Number of Quotes: 11
Listening, not imitation, may be the sincerest form of flattery.
Joyce Brothers
We should keep silent about those in power; to speak well of them almost implies flattery;
to speak ill of them while they are alive is dangerous, and when they are dead is cowardly.
Jean de La Bruyère
Imitation is the sincerest form of flattery.
Charles Colton
Nothing in this world is harder than speaking the truth, nothing easier than flattery.
Fyodor Dostoevsky
Many owe their greatness to their enemies. Flattery is fiercer than hatred, for hatred corrects the faults flattery had disguised.
Baltasar Gracián
We find it easy to believe that praise is sincere: why should anyone lie in telling us the truth?
Jean Rostand
What really flatters a man is that you think him worth flattering.
George Bernard Shaw
Won't you come into the garden?
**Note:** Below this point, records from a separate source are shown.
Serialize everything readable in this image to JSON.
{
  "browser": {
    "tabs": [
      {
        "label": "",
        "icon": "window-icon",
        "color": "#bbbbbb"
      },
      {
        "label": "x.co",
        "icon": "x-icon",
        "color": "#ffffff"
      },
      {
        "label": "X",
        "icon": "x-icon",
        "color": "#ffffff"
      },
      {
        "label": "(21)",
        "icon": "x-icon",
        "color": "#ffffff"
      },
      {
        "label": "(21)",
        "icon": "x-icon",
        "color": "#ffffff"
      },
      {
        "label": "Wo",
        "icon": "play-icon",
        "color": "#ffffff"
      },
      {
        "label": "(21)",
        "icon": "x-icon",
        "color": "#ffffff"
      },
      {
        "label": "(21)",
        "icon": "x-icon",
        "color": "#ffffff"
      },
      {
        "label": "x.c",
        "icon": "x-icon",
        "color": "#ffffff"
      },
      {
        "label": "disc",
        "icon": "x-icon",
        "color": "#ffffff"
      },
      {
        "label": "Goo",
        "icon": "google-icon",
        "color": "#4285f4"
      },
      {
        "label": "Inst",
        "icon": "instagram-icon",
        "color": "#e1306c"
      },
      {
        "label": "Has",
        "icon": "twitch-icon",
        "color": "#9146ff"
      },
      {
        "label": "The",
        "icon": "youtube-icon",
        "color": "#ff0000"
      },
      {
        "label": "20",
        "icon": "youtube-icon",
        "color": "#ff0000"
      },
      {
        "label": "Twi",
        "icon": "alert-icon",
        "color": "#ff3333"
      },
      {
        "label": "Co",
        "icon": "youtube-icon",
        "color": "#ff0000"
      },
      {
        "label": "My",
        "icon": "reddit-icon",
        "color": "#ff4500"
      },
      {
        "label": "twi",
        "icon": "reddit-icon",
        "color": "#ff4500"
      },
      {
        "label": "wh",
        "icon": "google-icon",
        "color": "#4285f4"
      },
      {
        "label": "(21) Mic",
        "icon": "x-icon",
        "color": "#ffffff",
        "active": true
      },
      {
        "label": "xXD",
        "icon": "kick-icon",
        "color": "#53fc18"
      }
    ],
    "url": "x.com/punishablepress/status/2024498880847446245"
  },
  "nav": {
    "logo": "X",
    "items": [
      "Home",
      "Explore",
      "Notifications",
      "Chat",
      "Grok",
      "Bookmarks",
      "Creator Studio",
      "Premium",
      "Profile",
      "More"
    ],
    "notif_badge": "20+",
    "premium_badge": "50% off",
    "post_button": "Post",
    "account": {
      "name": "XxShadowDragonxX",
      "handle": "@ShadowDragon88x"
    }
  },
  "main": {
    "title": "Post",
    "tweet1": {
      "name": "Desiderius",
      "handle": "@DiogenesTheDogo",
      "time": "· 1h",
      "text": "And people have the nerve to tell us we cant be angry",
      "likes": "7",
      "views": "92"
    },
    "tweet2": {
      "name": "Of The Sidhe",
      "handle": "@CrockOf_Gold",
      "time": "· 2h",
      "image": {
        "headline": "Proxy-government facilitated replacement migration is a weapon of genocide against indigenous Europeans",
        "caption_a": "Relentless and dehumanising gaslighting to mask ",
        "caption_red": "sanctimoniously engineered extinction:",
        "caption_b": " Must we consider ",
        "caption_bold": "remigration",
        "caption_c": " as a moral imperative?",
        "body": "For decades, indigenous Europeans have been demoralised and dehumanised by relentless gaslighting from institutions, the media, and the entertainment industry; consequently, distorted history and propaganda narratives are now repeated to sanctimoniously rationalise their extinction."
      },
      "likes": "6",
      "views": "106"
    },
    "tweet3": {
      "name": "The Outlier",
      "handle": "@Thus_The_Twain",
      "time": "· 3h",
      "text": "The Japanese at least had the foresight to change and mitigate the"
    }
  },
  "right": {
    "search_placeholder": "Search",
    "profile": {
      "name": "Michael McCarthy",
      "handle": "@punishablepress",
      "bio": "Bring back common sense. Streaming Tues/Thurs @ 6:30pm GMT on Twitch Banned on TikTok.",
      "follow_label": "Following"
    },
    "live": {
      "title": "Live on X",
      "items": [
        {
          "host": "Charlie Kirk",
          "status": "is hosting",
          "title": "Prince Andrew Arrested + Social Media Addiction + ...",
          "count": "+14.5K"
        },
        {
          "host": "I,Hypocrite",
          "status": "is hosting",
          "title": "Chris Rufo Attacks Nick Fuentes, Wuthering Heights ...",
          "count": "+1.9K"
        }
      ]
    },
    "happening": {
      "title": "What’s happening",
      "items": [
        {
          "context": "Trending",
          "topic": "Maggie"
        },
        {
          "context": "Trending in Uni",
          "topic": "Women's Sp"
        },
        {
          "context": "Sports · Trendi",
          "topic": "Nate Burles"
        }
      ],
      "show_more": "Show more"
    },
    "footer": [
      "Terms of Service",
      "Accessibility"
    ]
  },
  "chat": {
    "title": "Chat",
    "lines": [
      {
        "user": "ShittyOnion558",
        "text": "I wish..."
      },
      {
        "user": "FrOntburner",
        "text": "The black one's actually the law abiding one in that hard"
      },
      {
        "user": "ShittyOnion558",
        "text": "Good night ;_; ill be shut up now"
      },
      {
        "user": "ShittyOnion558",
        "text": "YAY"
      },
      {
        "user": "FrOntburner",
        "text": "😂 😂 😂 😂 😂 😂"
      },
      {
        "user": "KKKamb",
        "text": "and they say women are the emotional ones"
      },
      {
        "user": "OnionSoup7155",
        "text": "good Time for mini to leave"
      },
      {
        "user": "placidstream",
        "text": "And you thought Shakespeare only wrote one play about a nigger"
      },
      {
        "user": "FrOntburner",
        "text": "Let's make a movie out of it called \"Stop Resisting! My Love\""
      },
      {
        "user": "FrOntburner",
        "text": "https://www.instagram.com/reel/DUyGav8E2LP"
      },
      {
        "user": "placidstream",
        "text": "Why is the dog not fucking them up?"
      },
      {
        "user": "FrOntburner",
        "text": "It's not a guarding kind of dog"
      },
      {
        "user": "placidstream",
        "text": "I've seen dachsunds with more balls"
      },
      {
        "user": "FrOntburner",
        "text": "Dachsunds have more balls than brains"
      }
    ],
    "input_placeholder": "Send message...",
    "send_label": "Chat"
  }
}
I would like my roses to see you.
Spoken to a young lady.
Richard Sheridan
I suppose flattery hurts no one - that is, if he doesn't inhale.
Adlai Stevenson
'Tis an old maxim in the schools,
That Vanity's the food of fools;
Yet now and then your men of wit
Will condescend to taste a bit.
Jonathan Swift
I have been complimented myself a great many times, and they always embarrass me - I always feel that they have not said enough.